Para a ministra Eliana Calmon, o TJSP emitiu julgamento genérico nos embargos
de declaração apresentados pelo particular contra a decisão que alterou o
entendimento da primeira instância. A relatora destacou que, ao converter o
julgamento em diligência para realização de nova perícia, buscava-se apenas
esclarecer divergência em relação aos valores da indenização – CR$ 385 milhões
para o perito da Fazenda e CR$ 8 bilhões para o dos autores.
A sentença havia entendido que o local era ocupado predominantemente por
condomínios residenciais de alto padrão e que o tombamento da área específica
da fazenda em 1983 teria imposto restrições ao uso do imóvel. Segundo a
ministra, o TJSP deveria ter tido maior cuidado na avaliação das provas,
confrontando-as com as alegações das partes e as conclusões da sentença, para
responder a questionamentos essenciais à solução da controvérsia.
“Na mesma linha, é no mínimo estranho que não tenha ocorrido qualquer
justificativa da Corte paulista para não considerar as conclusões dos demais
laudos constantes dos autos, no que toca à existência dos condomínios de alto
padrão na área contígua à dos recorrentes, o que era obrigatório à luz do
princípio constitucional da motivação dos atos judiciais, positivado, no
âmbito infraconstitucional no artigo 131 do CPC [Código de Processo Civil], e
corroborado, em relação aos casos de prova pericial pelos artigos 438 e 439 do
mesmo dispositivo legal”, concluiu a relatora.

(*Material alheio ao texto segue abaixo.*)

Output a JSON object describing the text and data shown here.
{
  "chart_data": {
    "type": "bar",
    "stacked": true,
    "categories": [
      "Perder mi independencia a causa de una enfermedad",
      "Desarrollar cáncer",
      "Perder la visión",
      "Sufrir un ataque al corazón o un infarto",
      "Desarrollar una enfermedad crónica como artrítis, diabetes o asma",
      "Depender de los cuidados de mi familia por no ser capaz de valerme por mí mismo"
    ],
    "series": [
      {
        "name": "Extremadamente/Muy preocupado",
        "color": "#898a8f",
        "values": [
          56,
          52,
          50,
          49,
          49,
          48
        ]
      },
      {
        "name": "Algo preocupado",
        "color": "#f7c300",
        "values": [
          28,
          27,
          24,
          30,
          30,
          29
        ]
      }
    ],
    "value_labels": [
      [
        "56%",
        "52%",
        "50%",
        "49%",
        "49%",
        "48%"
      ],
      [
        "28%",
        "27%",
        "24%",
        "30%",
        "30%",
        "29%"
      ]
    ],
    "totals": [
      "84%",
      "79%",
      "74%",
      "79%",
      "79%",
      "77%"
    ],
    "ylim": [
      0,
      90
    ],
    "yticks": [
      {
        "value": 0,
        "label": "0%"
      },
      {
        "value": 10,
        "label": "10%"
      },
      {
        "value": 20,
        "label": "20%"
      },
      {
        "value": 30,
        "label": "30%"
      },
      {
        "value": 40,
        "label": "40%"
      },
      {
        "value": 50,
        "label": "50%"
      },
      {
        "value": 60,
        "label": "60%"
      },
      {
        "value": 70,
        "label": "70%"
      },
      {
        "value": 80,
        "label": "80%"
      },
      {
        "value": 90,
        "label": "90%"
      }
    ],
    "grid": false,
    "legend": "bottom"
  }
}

O julgamento dos embargos de declaração foi anulado e deve ser refeito. Em
2005, o STJ já havia determinado ao TJSP que seguisse no julgamento do caso,
revertendo a decisão da corte local que havia decidido pela extinção da ação
por carência dos autores, em razão de terem vendido o imóvel e, por isso,
perdido o direito de pleitear a indenização. O TJSP havia ainda aplicado multa
por litigância de má-fé aos autores, por entender que deveriam ter comunicado
à Justiça a transferência de propriedade. Naquela ocasião, o ministro Peçanha
Martins esclareceu que o vendedor poderia seguir no processo na condição de
substituto processual do comprador, conforme autorizado pelo artigo 42 do CPC.